The question always comes up, though:  Why should I go to training?  After all, we're learning "on the job", aren't we?  Here are some answers to those questions:

  1. Sometimes we get burned by "on the job" training.  Learning what to watch for--or even explanations for *why* you got burned--in a formal setting, can help you to avoid some of those pitfalls.
  2. None of us--no matter how long we've been "at it"--have seen it all...and there's a pretty good chance that in the coming years, we'll see more.  Being prepared on a basic level helps us to understand and explain what's happening (or what's happened), and move more quickly to the next strategic and tactical levels.  
  3. Formal training helps us to be prepared for practical challenges.  You wouldn't want to go to a healthcare provider who didn't have at least some formal training for what they were going to do, would you?  I like for my doctors to know what a "normal" blood pressure, heart beat, or throat looks/sounds like, so they can identify potential problems, and know when things are A-OK.
  4. Football coaches and players watch game films--so they can see what their opponents might do, so they can see where their own strengths and weaknesses are, and so that they can get ideas for their own play in the future; why not do that in the political world, as well?  Learn from the compiled experiences of others through training!

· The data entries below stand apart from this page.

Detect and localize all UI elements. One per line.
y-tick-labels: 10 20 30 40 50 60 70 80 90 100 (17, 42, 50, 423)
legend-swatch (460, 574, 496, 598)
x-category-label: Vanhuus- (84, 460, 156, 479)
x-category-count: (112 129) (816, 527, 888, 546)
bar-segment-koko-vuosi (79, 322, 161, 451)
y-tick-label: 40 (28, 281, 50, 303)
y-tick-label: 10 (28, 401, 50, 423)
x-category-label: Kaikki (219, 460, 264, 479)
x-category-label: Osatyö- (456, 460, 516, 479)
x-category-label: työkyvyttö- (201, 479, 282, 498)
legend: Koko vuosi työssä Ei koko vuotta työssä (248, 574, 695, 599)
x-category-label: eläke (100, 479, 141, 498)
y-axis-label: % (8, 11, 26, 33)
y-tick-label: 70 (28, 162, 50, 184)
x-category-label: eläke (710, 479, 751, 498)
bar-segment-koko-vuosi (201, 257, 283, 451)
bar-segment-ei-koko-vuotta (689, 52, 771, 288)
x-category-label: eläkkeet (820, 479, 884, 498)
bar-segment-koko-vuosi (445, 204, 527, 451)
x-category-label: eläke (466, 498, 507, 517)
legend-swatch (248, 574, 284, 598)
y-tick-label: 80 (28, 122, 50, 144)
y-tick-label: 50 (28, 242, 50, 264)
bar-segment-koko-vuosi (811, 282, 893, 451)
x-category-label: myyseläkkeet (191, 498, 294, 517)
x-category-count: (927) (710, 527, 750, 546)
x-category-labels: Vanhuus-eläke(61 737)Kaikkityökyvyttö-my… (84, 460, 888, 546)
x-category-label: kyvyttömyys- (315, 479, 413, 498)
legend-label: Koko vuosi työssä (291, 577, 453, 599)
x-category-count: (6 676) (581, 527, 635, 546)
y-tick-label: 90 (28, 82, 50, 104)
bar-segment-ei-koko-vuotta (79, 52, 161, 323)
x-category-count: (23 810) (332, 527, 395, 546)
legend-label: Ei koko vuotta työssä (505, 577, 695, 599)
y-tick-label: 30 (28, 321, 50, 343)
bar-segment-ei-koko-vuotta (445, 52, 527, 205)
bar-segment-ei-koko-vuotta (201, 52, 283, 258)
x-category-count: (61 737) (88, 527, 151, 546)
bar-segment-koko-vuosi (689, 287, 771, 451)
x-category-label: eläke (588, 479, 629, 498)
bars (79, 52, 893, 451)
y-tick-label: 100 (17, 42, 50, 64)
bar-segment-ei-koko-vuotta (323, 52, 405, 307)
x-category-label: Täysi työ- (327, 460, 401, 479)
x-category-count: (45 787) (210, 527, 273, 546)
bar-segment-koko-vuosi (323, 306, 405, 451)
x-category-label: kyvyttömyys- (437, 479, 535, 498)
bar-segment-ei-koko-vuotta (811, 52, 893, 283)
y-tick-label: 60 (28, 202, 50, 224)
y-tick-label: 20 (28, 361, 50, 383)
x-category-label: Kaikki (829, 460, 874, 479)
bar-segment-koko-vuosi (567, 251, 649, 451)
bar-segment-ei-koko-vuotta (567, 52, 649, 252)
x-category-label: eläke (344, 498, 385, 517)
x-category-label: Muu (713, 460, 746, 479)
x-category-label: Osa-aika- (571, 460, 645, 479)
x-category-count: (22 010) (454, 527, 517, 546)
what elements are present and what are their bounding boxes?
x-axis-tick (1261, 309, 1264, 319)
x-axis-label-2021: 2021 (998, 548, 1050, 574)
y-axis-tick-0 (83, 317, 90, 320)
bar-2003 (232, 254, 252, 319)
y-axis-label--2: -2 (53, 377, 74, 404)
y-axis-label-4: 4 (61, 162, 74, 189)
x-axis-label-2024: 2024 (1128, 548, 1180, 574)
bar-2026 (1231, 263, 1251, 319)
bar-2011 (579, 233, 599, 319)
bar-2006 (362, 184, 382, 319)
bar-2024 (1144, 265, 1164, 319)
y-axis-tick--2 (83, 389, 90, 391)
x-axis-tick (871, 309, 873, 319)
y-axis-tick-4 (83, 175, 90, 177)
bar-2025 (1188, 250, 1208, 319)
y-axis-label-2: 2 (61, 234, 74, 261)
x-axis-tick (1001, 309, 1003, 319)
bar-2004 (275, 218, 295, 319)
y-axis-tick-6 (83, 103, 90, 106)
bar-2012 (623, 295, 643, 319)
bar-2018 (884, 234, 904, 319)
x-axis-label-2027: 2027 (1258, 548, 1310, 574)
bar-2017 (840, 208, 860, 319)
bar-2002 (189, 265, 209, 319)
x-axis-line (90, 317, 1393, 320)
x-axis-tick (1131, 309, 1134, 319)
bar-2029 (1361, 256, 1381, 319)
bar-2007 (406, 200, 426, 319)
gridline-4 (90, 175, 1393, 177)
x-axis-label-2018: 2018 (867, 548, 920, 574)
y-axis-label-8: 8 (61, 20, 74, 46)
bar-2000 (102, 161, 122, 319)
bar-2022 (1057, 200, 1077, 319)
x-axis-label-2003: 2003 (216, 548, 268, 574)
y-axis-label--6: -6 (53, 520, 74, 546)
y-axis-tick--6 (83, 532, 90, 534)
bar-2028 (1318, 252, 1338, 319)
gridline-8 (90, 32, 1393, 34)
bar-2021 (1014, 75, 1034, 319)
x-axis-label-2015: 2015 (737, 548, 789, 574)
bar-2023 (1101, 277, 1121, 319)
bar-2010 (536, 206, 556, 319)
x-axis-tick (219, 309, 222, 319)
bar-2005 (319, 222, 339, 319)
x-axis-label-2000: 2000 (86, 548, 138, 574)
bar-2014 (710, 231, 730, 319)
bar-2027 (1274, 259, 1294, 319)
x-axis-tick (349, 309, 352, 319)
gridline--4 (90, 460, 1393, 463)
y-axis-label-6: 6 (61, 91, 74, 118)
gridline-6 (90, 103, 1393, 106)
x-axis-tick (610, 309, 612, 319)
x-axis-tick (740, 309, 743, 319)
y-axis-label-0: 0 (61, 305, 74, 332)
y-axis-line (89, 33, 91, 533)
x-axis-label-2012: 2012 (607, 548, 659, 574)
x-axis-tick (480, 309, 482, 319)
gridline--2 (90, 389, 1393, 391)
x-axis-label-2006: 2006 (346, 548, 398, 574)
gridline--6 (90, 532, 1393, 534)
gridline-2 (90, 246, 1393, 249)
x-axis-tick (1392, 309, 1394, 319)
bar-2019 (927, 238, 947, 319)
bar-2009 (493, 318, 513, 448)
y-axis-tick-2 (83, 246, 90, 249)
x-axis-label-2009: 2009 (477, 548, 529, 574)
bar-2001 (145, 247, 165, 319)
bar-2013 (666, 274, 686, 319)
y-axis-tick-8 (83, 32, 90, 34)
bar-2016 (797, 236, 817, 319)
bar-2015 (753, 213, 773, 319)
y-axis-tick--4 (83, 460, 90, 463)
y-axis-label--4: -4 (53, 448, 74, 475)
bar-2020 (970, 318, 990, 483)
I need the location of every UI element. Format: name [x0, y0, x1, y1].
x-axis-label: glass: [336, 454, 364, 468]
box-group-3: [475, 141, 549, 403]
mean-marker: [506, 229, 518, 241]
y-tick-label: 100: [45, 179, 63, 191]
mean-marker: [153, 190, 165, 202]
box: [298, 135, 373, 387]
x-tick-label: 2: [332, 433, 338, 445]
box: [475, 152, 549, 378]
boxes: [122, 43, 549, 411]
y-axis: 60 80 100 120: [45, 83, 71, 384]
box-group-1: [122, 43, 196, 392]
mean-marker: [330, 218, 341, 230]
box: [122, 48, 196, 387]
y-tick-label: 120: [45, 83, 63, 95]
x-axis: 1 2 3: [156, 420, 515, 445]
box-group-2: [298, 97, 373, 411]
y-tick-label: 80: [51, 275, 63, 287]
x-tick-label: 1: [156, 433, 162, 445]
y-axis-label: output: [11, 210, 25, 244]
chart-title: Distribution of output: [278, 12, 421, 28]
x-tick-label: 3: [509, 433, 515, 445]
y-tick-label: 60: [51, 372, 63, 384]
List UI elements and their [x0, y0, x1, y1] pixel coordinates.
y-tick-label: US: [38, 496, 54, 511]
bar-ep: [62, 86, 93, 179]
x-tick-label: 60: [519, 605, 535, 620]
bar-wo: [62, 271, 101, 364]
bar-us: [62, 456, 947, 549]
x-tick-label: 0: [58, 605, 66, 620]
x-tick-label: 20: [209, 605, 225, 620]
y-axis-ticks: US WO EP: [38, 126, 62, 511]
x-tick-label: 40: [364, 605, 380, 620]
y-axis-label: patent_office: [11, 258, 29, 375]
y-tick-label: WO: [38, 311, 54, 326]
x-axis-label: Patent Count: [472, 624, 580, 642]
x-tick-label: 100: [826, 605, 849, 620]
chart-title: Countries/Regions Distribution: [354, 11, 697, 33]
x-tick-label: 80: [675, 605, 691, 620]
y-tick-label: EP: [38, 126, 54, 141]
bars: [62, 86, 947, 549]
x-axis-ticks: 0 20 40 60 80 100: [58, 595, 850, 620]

  5. Shared knowledge and language.  Each of us has different experiences, but if hundreds of us from around the state eventually have a shared core understanding of the political system, we can speak the same language. There's a reason why family practice physicians and cardiologists and neurologists can at least exchange information and have a basic understanding of what the others are talking about--shared core language and knowledge of the way the human body works.  Our common training will give us a shared knowledge and language regarding the "body politic"!